Cesare Bettio, un altro anziano espropriato dal sorriso solare e dalla risata cristallina, racconta che “l'ultima assemblea degli espropriati finì in malo modo quando si scopri che chi voleva rappresentare gli interessi degli abitanti in realtà faceva il doppio gioco per la Zip”.
La mamma di Leonio Nardo gestiva l'osteria di Olmo, lui è un ragazzo sveglio e intraprendente. Racconta: “al muro dell'osteria dell'Olmo ho appeso la carta tecnica della Zip che mostrava dove avrebbero costruito. Mia mamma vedendo che dove eravamo noi sarebbe passata via Messico ha esclamato: 'Beh, sposteranno la strada, per forza'. Non ci rendevamo conto, nessuno si rendeva conto, che sarebbe davvero successo, che la strada non l'avrebbero spostata e che l'osteria, e l'intero paese di Olmo, sarebbero stati rasi al suolo”.

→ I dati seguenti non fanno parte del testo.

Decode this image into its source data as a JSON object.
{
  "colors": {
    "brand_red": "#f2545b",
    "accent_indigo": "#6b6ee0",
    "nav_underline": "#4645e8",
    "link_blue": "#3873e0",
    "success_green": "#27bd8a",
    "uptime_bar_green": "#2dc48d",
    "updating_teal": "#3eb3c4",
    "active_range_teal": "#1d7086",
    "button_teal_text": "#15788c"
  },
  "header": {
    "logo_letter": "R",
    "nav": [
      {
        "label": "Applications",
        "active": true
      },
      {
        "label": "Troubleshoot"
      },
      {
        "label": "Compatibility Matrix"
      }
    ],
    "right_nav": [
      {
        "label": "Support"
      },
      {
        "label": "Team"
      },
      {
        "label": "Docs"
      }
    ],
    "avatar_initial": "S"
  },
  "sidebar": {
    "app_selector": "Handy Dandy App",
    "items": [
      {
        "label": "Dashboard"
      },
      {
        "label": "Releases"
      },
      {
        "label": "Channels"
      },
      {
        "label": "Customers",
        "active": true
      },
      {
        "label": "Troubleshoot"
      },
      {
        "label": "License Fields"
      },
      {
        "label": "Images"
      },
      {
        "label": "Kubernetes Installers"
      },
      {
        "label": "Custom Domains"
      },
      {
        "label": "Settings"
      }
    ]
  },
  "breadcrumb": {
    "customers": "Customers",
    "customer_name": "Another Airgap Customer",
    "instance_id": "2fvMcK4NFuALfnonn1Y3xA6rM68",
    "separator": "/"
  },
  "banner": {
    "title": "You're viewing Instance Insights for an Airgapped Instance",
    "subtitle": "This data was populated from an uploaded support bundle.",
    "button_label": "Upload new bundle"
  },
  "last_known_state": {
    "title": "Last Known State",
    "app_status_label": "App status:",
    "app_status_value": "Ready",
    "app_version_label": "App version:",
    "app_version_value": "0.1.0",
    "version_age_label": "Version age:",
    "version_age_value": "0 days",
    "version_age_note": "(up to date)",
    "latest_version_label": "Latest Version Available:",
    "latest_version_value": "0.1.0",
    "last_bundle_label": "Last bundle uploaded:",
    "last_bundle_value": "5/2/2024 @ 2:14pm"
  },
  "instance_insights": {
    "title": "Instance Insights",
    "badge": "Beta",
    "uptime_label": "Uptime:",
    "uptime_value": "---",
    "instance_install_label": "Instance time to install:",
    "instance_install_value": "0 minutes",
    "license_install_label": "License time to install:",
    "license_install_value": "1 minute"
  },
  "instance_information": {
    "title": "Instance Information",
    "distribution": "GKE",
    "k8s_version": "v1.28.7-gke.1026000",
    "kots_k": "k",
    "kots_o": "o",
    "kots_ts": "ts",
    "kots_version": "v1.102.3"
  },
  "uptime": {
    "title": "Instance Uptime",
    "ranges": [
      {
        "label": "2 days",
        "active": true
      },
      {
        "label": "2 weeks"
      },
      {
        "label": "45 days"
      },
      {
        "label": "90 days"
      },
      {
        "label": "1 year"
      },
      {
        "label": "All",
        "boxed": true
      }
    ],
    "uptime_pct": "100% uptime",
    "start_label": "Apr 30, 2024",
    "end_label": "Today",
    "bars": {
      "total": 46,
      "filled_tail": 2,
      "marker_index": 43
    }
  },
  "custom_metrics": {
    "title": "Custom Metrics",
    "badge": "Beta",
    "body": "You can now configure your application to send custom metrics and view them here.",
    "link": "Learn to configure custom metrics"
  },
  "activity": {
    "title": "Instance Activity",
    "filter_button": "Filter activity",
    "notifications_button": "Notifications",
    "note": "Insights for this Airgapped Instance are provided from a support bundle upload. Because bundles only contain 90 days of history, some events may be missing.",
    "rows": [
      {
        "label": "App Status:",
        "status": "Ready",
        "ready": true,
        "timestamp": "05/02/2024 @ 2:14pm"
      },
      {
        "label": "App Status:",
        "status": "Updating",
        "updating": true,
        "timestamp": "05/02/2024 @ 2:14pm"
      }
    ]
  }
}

La storia degli espropriati ci si è spalancata davanti, sembrava che attendesse solo di essere raccontata. Più di milleduecento persone trasferite, le loro case rase al suolo, il territorio sconvolto. Una storia lunga più di quarant'anni, mai raccontata fino ad ora. Incredibile.
Accanto a quella storia abbiamo provato a raccontare la Zip, un'impresa imponente e lungimirante. Si tratta di una delle più vaste zone industriale gestite unitariamente da un ente pubblico. E' una storia di cui un padovano può vantarsi.

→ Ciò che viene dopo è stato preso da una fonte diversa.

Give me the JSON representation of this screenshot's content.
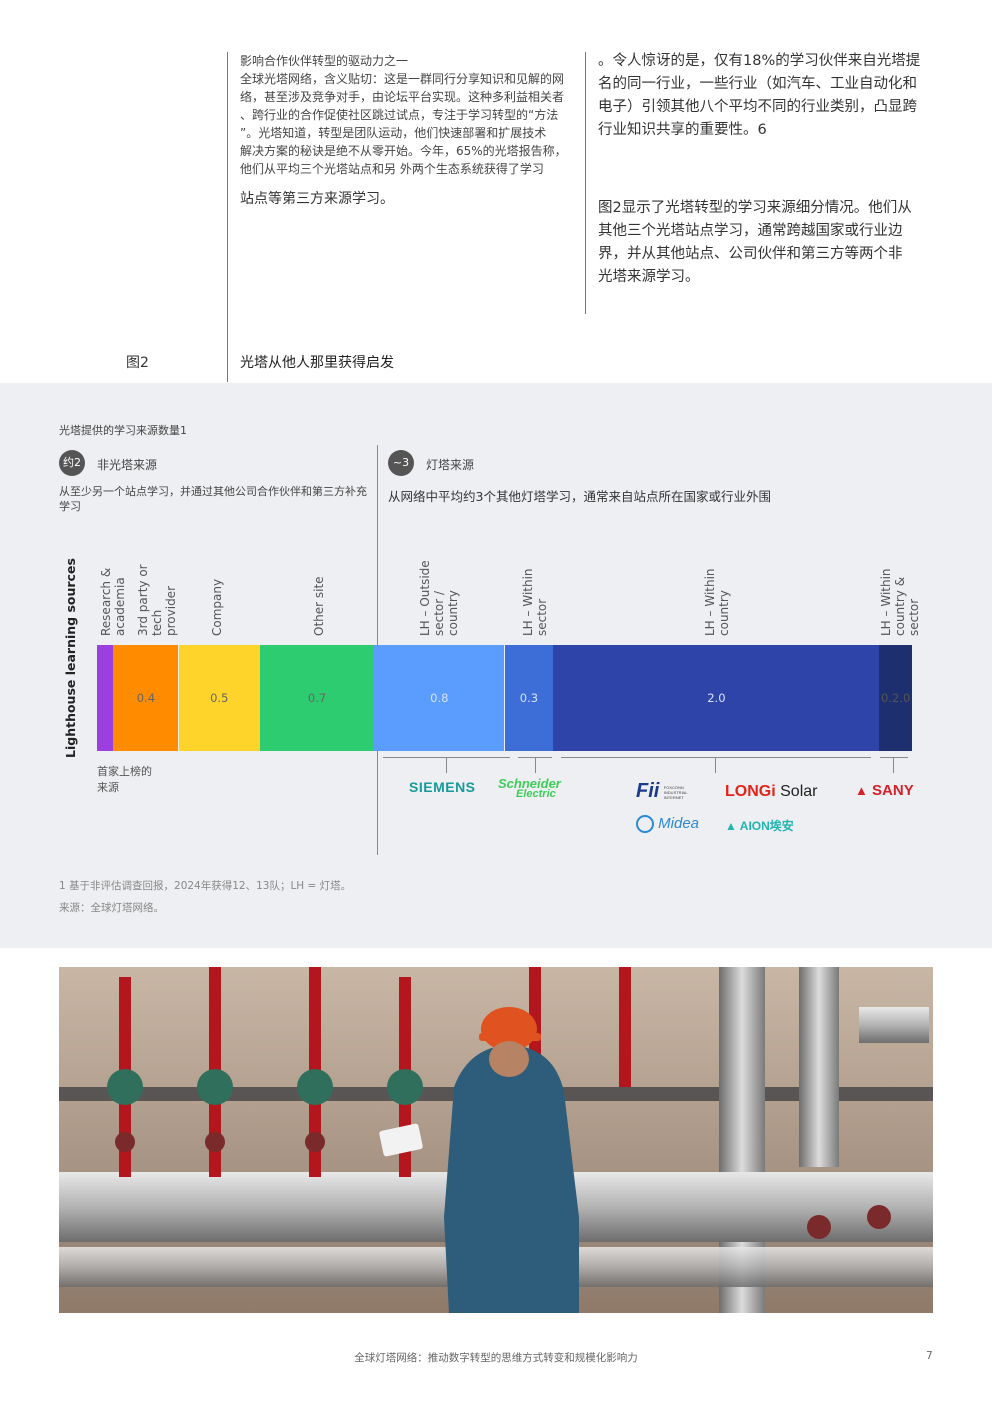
{
  "text": {
    "left_col": {
      "heading": "影响合作伙伴转型的驱动力之一",
      "line1": "全球光塔网络，含义贴切：这是一群同行分享知识和见解的网",
      "line2": "络，甚至涉及竞争对手，由论坛平台实现。这种多利益相关者",
      "line3": "、跨行业的合作促使社区跳过试点，专注于学习转型的“方法",
      "line4": "”。光塔知道，转型是团队运动，他们快速部署和扩展技术",
      "line5": "解决方案的秘诀是绝不从零开始。今年，65%的光塔报告称，",
      "line6": "他们从平均三个光塔站点和另 外两个生态系统获得了学习",
      "line7": "站点等第三方来源学习。"
    },
    "right_col": {
      "line1": "。令人惊讶的是，仅有18%的学习伙伴来自光塔提",
      "line2": "名的同一行业，一些行业（如汽车、工业自动化和",
      "line3": "电子）引领其他八个平均不同的行业类别，凸显跨",
      "line4": "行业知识共享的重要性。6",
      "line5": "图2显示了光塔转型的学习来源细分情况。他们从",
      "line6": "其他三个光塔站点学习，通常跨越国家或行业边",
      "line7": "界，并从其他站点、公司伙伴和第三方等两个非",
      "line8": "光塔来源学习。"
    },
    "figure_label": "图2",
    "figure_title": "光塔从他人那里获得启发",
    "chart_heading": "光塔提供的学习来源数量1",
    "left_group": {
      "badge": "约2",
      "title": "非光塔来源",
      "desc1": "从至少另一个站点学习，并通过其他公司合作伙伴和第三方补充",
      "desc2": "学习"
    },
    "right_group": {
      "badge": "~3",
      "title": "灯塔来源",
      "desc": "从网络中平均约3个其他灯塔学习，通常来自站点所在国家或行业外围"
    },
    "y_axis_label": "Lighthouse learning sources",
    "first_listed": "首家上榜的\n来源",
    "footnote": "1   基于非评估调查回报，2024年获得12、13队；LH = 灯塔。",
    "source": "来源：全球灯塔网络。",
    "footer": "全球灯塔网络：推动数字转型的思维方式转变和规模化影响力",
    "page_number": "7"
  },
  "logos": {
    "siemens": "SIEMENS",
    "schneider_1": "Schneider",
    "schneider_2": "Electric",
    "fii": "Fii",
    "fii_sub": "FOXCONN INDUSTRIAL INTERNET",
    "longi_1": "LONGi",
    "longi_2": "Solar",
    "sany": "SANY",
    "midea": "Midea",
    "aion": "AION埃安"
  },
  "chart_data": {
    "type": "bar",
    "orientation": "horizontal-stacked",
    "categories": [
      "Research & academia",
      "3rd party or tech provider",
      "Company",
      "Other site",
      "LH – Outside sector / country",
      "LH – Within sector",
      "LH – Within country",
      "LH – Within country & sector"
    ],
    "values": [
      0.1,
      0.4,
      0.5,
      0.7,
      0.8,
      0.3,
      2.0,
      0.2
    ],
    "value_labels": [
      "",
      "0.4",
      "0.5",
      "0.7",
      "0.8",
      "0.3",
      "2.0",
      "0.2.0"
    ],
    "colors": [
      "#9b3fe0",
      "#ff8c00",
      "#ffd42a",
      "#2ecc71",
      "#5b9cff",
      "#3d6dd6",
      "#2e44a8",
      "#1d2f6e"
    ],
    "ylabel": "Lighthouse learning sources"
  }
}
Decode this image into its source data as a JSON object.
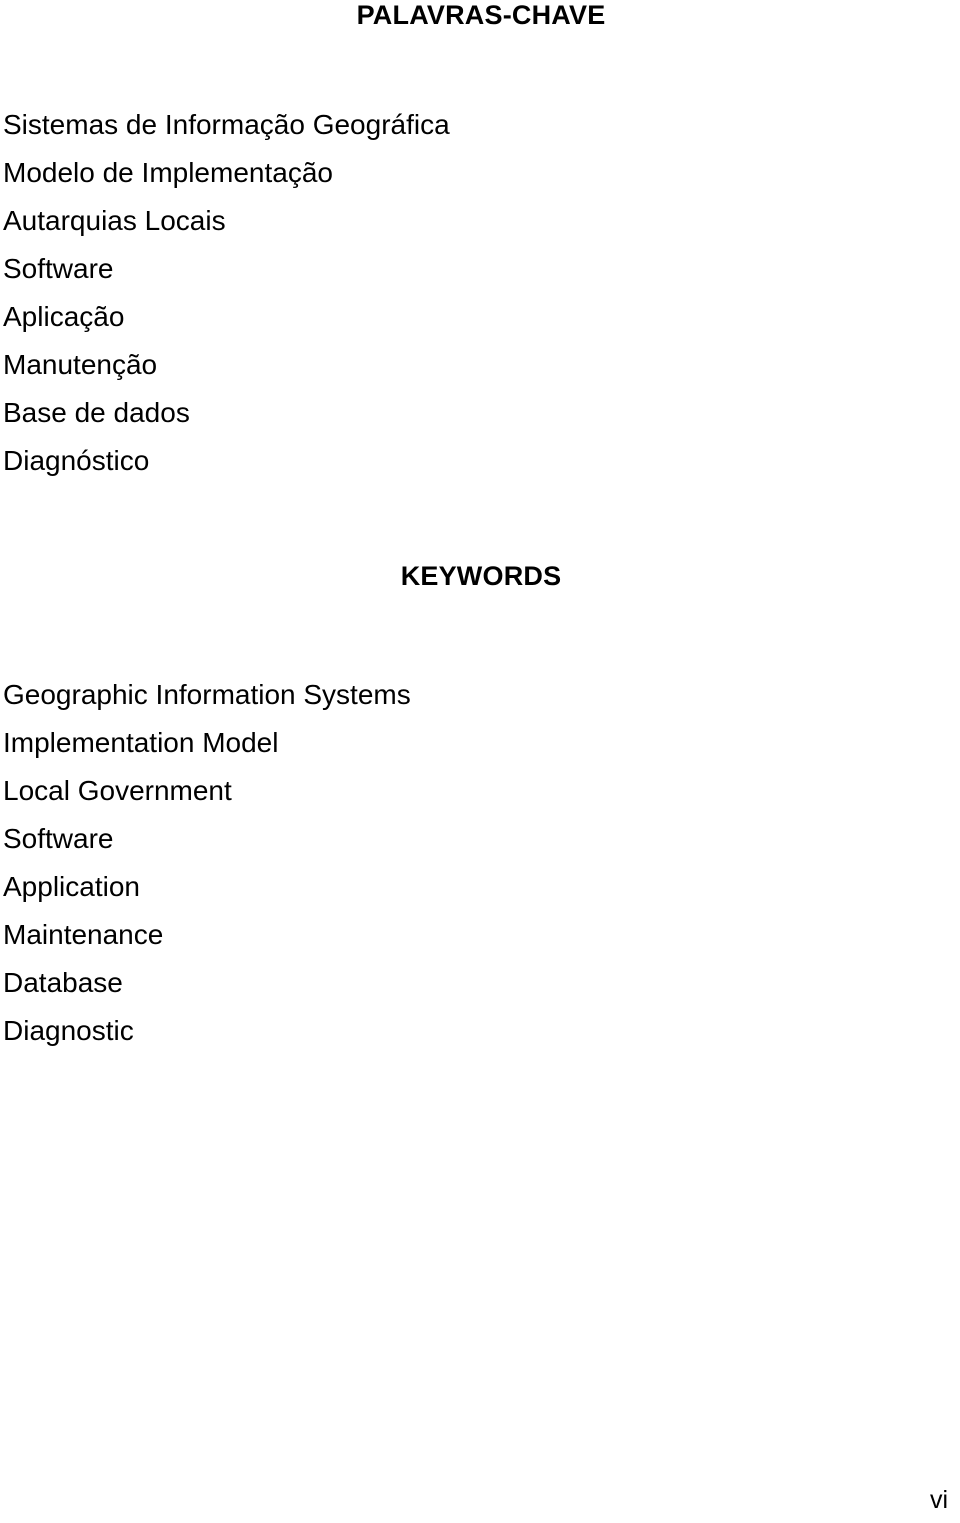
{
  "document": {
    "page_number": "vi",
    "background_color": "#ffffff",
    "text_color": "#000000"
  },
  "sections": {
    "portuguese": {
      "heading": "PALAVRAS-CHAVE",
      "keywords": [
        "Sistemas de Informação Geográfica",
        "Modelo de Implementação",
        "Autarquias Locais",
        "Software",
        "Aplicação",
        "Manutenção",
        "Base de dados",
        "Diagnóstico"
      ]
    },
    "english": {
      "heading": "KEYWORDS",
      "keywords": [
        "Geographic Information Systems",
        "Implementation Model",
        "Local Government",
        "Software",
        "Application",
        "Maintenance",
        "Database",
        "Diagnostic"
      ]
    }
  }
}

Il Consorzio ha assicurato uno sviluppo ordinato, ha garantito una manutenzione efficiente. Ha appoggiato la sua azione su un impianto valoriale solido: la chiesa di san Giuseppe Lavoratore viene eretta i primissimi anni e la dottrina sociale della Chiesa sarà per lungo tempo il punto di riferimento della sua azione.
Non tutte le aziende sono accettate all'interno della Zip: vengono privilegiate quelle che creano posti di lavoro e respinte quelle che non sembrano adottare serie misure di salvaguardia ambientale.
Si è trattato di uno dei pochissimi esempi di regolazione pubblica di un'area produttiva, i dirigenti con cui abbiamo parlato conservano un certo orgoglio di appartenenza per un ente che in più di sessant'anni non ha chiesto un euro di finanziamento pubblico.
Ora la Zip ha esaurito la sua missione espansiva, il terziario e il commerciale sembrano prendere il sopravvento. Anche il settore della logistica, all'Interporto, pare godere di ottima salute. Spesso a scapito dei diritti dei lavoratori, come abbiamo visto nelle recenti inchieste della magistratura.
C'è un futuro per la zona industriale padovana? Forse guardando al passato, abbiamo pensato, ricomponendo le fratture che si sono provocate pensando il territorio in modo anonimo, come piattaforma neutra di uno sviluppo.
In questi sessant'anni il territorio della Zip è divenuto semplicemente un supporto di attività e di funzioni economiche indipendenti dalle relazioni esistenti con il luogo e le sue qualità ambientali, territoriali, culturali ed identitarie.
Una domanda banale: sono state allontanate le produzioni dalle residenze quando le produzioni erano inquinanti. Se le produzioni non lo fossero (quasi) più, ha ancora senso questa frattura? È possibile restituire complessità a quell'area integrando residenza, agricoltura, produzioni?
Il titolo che abbiamo dato all'inchiesta - “Torneranno i prati” - può suonare come un minaccia. A Detroit, l'ex capitale dell'automobile negli Stati Uniti, i prati sono tornati, nel senso che la città ha perso, dagli anni '50, il 70% degli abitanti e interi quartieri sono stati abbandonati.
Ma i prati potrebbero tornare governando un processo, non assistendo ad una caduta.
L'autore di questo articolo ha curato l'inchiesta “Torneranno i prati?” per il Laboratorio per l'inchiesta economica e sociale. E' una sorta di viaggio tra il passato e il futuro della zona industriale padovana.